Fascinante mise en scène des reflux toujours désordonnés de la mémoire, indomptable, qui sommeille en soi comme l'œil vif d’un volcan, grand ouvert sur d'abyssales souvenances qui grondent là, souterraines, demandant à renaître parmi les lumières, montent et crèvent soudain les remparts des silences pour déferler, ressacs, improbables, de cris inassouvis enfin affranchis de la nuit. Fascinante mise en scène des reflux de mémoires obstruées, à peine jaillies au-dehors, par les bruits d’une réalité érigée affolantes, vertigineuses structures d’une imprenable complexité. Les temps s’affrontent. Celui des origines et celui d’un présent lancé à corps perdu vers demain. Le futur. Le progrès. Le déni. La mémoire, condamnée à l’errance dans l’éternelle quête d’elle-même, bute contre les pans d’un espace indéchiffrable, essaie d’y prendre place, y creuse ci et là des arcades de lumières aux courbes familières ou s’installe à la périphérie des mondes soudain cernés, comme pour les bousculer, les déraciner à leur tour et leur imposer une autre lecture d’eux-mêmes, où prendraient soudain place terres ancestrales et voix inaugurales, par séries de graphies et symboles berbères. C’est le cas dans «La cité d’antan II» ou «La porte du temple». Des titres pour le moins éloquents qui placent les œuvres de l’artiste sous le signe de l’éternelle recherche d’un soi perdu. Perdu et pourtant étrangement, intensément présent à lui-même, comme ces ombres suspendues à une cinglante conscience d’elles-mêmes ou ces silhouettes traînant avec elles, dans les creux ou aux lisières des lumières, une absence à l’espace qui les entoure, une implacable étrangéité qui, cependant, dit toute la force du monde intérieur qui les habite.

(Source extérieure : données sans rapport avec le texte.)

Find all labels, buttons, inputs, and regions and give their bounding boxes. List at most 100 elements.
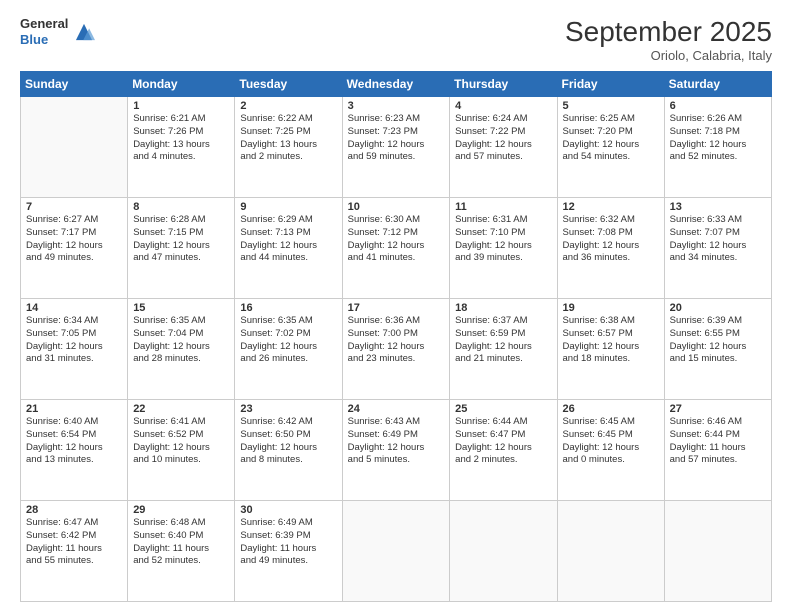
table-row: 23Sunrise: 6:42 AMSunset: 6:50 PMDayligh…	[235, 400, 342, 501]
table-row	[342, 501, 450, 602]
table-row: 22Sunrise: 6:41 AMSunset: 6:52 PMDayligh…	[128, 400, 235, 501]
day-number: 13	[670, 201, 766, 213]
col-saturday: Saturday	[664, 72, 771, 97]
day-number: 9	[240, 201, 336, 213]
day-number: 6	[670, 100, 766, 112]
calendar-week-row: 1Sunrise: 6:21 AMSunset: 7:26 PMDaylight…	[21, 97, 772, 198]
col-thursday: Thursday	[450, 72, 557, 97]
day-info: Sunrise: 6:47 AMSunset: 6:42 PMDaylight:…	[26, 517, 122, 568]
col-sunday: Sunday	[21, 72, 128, 97]
day-info: Sunrise: 6:22 AMSunset: 7:25 PMDaylight:…	[240, 113, 336, 164]
day-number: 23	[240, 403, 336, 415]
day-info: Sunrise: 6:40 AMSunset: 6:54 PMDaylight:…	[26, 416, 122, 467]
table-row: 11Sunrise: 6:31 AMSunset: 7:10 PMDayligh…	[450, 198, 557, 299]
col-tuesday: Tuesday	[235, 72, 342, 97]
table-row: 28Sunrise: 6:47 AMSunset: 6:42 PMDayligh…	[21, 501, 128, 602]
day-info: Sunrise: 6:27 AMSunset: 7:17 PMDaylight:…	[26, 214, 122, 265]
day-number: 18	[455, 302, 551, 314]
day-number: 8	[133, 201, 229, 213]
table-row: 3Sunrise: 6:23 AMSunset: 7:23 PMDaylight…	[342, 97, 450, 198]
table-row: 17Sunrise: 6:36 AMSunset: 7:00 PMDayligh…	[342, 299, 450, 400]
subtitle: Oriolo, Calabria, Italy	[565, 48, 772, 63]
table-row: 9Sunrise: 6:29 AMSunset: 7:13 PMDaylight…	[235, 198, 342, 299]
day-info: Sunrise: 6:21 AMSunset: 7:26 PMDaylight:…	[133, 113, 229, 164]
day-info: Sunrise: 6:49 AMSunset: 6:39 PMDaylight:…	[240, 517, 336, 568]
day-number: 16	[240, 302, 336, 314]
calendar-week-row: 28Sunrise: 6:47 AMSunset: 6:42 PMDayligh…	[21, 501, 772, 602]
day-info: Sunrise: 6:32 AMSunset: 7:08 PMDaylight:…	[563, 214, 659, 265]
day-number: 26	[563, 403, 659, 415]
day-number: 17	[348, 302, 445, 314]
table-row	[450, 501, 557, 602]
col-friday: Friday	[557, 72, 664, 97]
day-info: Sunrise: 6:43 AMSunset: 6:49 PMDaylight:…	[348, 416, 445, 467]
logo: General Blue	[20, 16, 95, 47]
day-info: Sunrise: 6:46 AMSunset: 6:44 PMDaylight:…	[670, 416, 766, 467]
table-row: 15Sunrise: 6:35 AMSunset: 7:04 PMDayligh…	[128, 299, 235, 400]
day-info: Sunrise: 6:36 AMSunset: 7:00 PMDaylight:…	[348, 315, 445, 366]
day-info: Sunrise: 6:38 AMSunset: 6:57 PMDaylight:…	[563, 315, 659, 366]
calendar-header-row: Sunday Monday Tuesday Wednesday Thursday…	[21, 72, 772, 97]
table-row	[21, 97, 128, 198]
day-info: Sunrise: 6:45 AMSunset: 6:45 PMDaylight:…	[563, 416, 659, 467]
table-row: 26Sunrise: 6:45 AMSunset: 6:45 PMDayligh…	[557, 400, 664, 501]
table-row	[557, 501, 664, 602]
day-info: Sunrise: 6:30 AMSunset: 7:12 PMDaylight:…	[348, 214, 445, 265]
table-row: 21Sunrise: 6:40 AMSunset: 6:54 PMDayligh…	[21, 400, 128, 501]
day-number: 2	[240, 100, 336, 112]
day-info: Sunrise: 6:26 AMSunset: 7:18 PMDaylight:…	[670, 113, 766, 164]
day-info: Sunrise: 6:34 AMSunset: 7:05 PMDaylight:…	[26, 315, 122, 366]
calendar-week-row: 21Sunrise: 6:40 AMSunset: 6:54 PMDayligh…	[21, 400, 772, 501]
day-info: Sunrise: 6:28 AMSunset: 7:15 PMDaylight:…	[133, 214, 229, 265]
day-number: 1	[133, 100, 229, 112]
day-info: Sunrise: 6:35 AMSunset: 7:02 PMDaylight:…	[240, 315, 336, 366]
table-row: 4Sunrise: 6:24 AMSunset: 7:22 PMDaylight…	[450, 97, 557, 198]
table-row: 12Sunrise: 6:32 AMSunset: 7:08 PMDayligh…	[557, 198, 664, 299]
day-number: 21	[26, 403, 122, 415]
table-row: 14Sunrise: 6:34 AMSunset: 7:05 PMDayligh…	[21, 299, 128, 400]
table-row: 10Sunrise: 6:30 AMSunset: 7:12 PMDayligh…	[342, 198, 450, 299]
day-number: 28	[26, 504, 122, 516]
day-number: 25	[455, 403, 551, 415]
table-row: 8Sunrise: 6:28 AMSunset: 7:15 PMDaylight…	[128, 198, 235, 299]
table-row: 27Sunrise: 6:46 AMSunset: 6:44 PMDayligh…	[664, 400, 771, 501]
day-info: Sunrise: 6:24 AMSunset: 7:22 PMDaylight:…	[455, 113, 551, 164]
table-row: 16Sunrise: 6:35 AMSunset: 7:02 PMDayligh…	[235, 299, 342, 400]
header: General Blue September 2025 Oriolo, Cala…	[20, 16, 772, 63]
logo-blue-text: Blue	[20, 32, 68, 48]
table-row: 5Sunrise: 6:25 AMSunset: 7:20 PMDaylight…	[557, 97, 664, 198]
day-number: 7	[26, 201, 122, 213]
logo-icon	[73, 21, 95, 43]
table-row: 18Sunrise: 6:37 AMSunset: 6:59 PMDayligh…	[450, 299, 557, 400]
day-number: 20	[670, 302, 766, 314]
day-info: Sunrise: 6:31 AMSunset: 7:10 PMDaylight:…	[455, 214, 551, 265]
day-number: 5	[563, 100, 659, 112]
table-row: 20Sunrise: 6:39 AMSunset: 6:55 PMDayligh…	[664, 299, 771, 400]
day-number: 22	[133, 403, 229, 415]
day-number: 30	[240, 504, 336, 516]
month-title: September 2025	[565, 16, 772, 48]
col-wednesday: Wednesday	[342, 72, 450, 97]
day-info: Sunrise: 6:33 AMSunset: 7:07 PMDaylight:…	[670, 214, 766, 265]
table-row: 29Sunrise: 6:48 AMSunset: 6:40 PMDayligh…	[128, 501, 235, 602]
day-number: 11	[455, 201, 551, 213]
table-row	[664, 501, 771, 602]
day-info: Sunrise: 6:41 AMSunset: 6:52 PMDaylight:…	[133, 416, 229, 467]
table-row: 25Sunrise: 6:44 AMSunset: 6:47 PMDayligh…	[450, 400, 557, 501]
day-number: 29	[133, 504, 229, 516]
day-info: Sunrise: 6:48 AMSunset: 6:40 PMDaylight:…	[133, 517, 229, 568]
day-info: Sunrise: 6:37 AMSunset: 6:59 PMDaylight:…	[455, 315, 551, 366]
day-number: 15	[133, 302, 229, 314]
day-number: 12	[563, 201, 659, 213]
day-info: Sunrise: 6:44 AMSunset: 6:47 PMDaylight:…	[455, 416, 551, 467]
table-row: 2Sunrise: 6:22 AMSunset: 7:25 PMDaylight…	[235, 97, 342, 198]
day-info: Sunrise: 6:35 AMSunset: 7:04 PMDaylight:…	[133, 315, 229, 366]
day-number: 3	[348, 100, 445, 112]
day-number: 24	[348, 403, 445, 415]
calendar-table: Sunday Monday Tuesday Wednesday Thursday…	[20, 71, 772, 602]
table-row: 7Sunrise: 6:27 AMSunset: 7:17 PMDaylight…	[21, 198, 128, 299]
day-number: 10	[348, 201, 445, 213]
col-monday: Monday	[128, 72, 235, 97]
day-number: 4	[455, 100, 551, 112]
day-number: 19	[563, 302, 659, 314]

Nostalgie dans la quête des clés d’antan; réminiscences des couleurs, des signes, des parfums de cet espace d’antan qui répand sur la toile les bleus de ses cités, l’ocre de ses terres, le pourpre de ses tracés amazighs, la blancheur aveuglante de ses soleils ; et la renaissance jouée dans le retour vert et or des « Printemps ». La nostalgie de Abdallah Sadouk n’a rien de triste ou résigné. Au contraire. Même de ces corps voûtés, écrasés, qui traversent ci et là, irrémédiablement étrangers, l’étendue de la toile, il émane une bouleversante dignité et une saisissante puissance. Celle des sagesses mutiques qui finissent malgré tout par investir l’espace. Celle d’indéfectibles « vérités » héritées des anciens, de l’enfance et de sables charriant dans les vents des contes et chants millénaires. Celle de l’univers sensible de l’artiste qui épelle, aux croisées des marées qui s’agitent en lui, son nom dans les vents.
Né en 1947 à Casablanca, Abdellah Sadouk intégrera, en 1967, l’École des Beaux-Arts de Tétouan avant de se rendre à Paris où il poursuivra ses études à l’École nationale supérieure des arts décoratifs dès 1970 et à l’École nationale des Beaux-Arts de Paris à partir de 1978, année qui sera celle de sa première exposition dans la grande capitale culturelle française. En 1980, il décroche son diplôme d’arts plastiques à Paris I Sorbonne. Vivant entre Saint-Ouen, dans la région parisienne, et ce sud marocain qui lui est si cher, ce lauréat de l'académie parisienne des Beaux-Arts a exposé dans les plus grandes capitales mondiales et son nom figure parmi les collections de maints musées et institutions publiques et privées.